BioMarin’s AAV5-hFVIII-SQ Gene Therapy Shows Durable Efficacy and Safety at Five Years for Severe Hemophilia A

WASHINGTON, D.C. – June 24, 2025 – BioMarin Pharmaceutical Inc. (Nasdaq: BMRN) today announced compelling five-year data for ROCTAVIAN® (valoctocogene roxaparvovec-rvox), its gene therapy for severe hemophilia A, presented at the 33rd ISTH Congress. The Phase 3 GENEr8-1 trial demonstrated sustained bleed control and durable factor VIII (FVIII) expression, with no new safety signals observed.

Valoctocogene roxaparvovec (AAV5-hFVIII-SQ) is an adeno-associated virus 5 (AAV5)–based gene-therapy vector containing a coagulation factor VIII complementary DNA driven by a liver-selective promoter.

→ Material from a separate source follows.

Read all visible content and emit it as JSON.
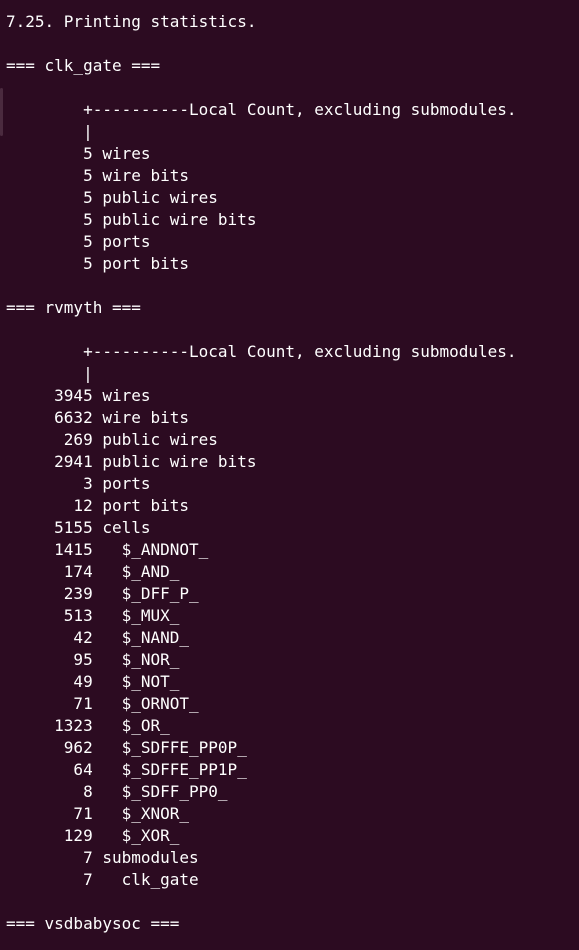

At five years, ROCTAVIAN maintained mean FVIII activity in the mild hemophilia range, with 73.5% of participants achieving mild to normal FVIII levels. The mean annualized bleeding rate (ABR) for treated bleeds was remarkably low at 0.6 bleeds/year, and during year five, 77.8% of participants had zero treated bleeds. Crucially, 81.3% of participants remained off prophylaxis. No participants developed FVIII inhibitors, experienced thromboembolic events, or had treatment-related malignancies.

“The strong efficacy and safety results for ROCTAVIAN are sustained five years after individuals with severe hemophilia A received gene therapy,” said Andrew Leavitt, M.D., University of California San Francisco. “These results highlight the role gene therapy may play in addressing the burdens of chronic disease management.”

BioMarin also presented data on the “hemophilia-free mind,” showing that ROCTAVIAN recipients experienced significant improvements in health-related quality of life, easing both physical and psychological burdens.

“These five-year data reinforce our confidence in ROCTAVIAN’s profile, showing that people can experience long-term bleed control without the need for prophylaxis,” added Greg Friberg, M.D., Executive Vice President and Chief Research & Development Officer at BioMarin.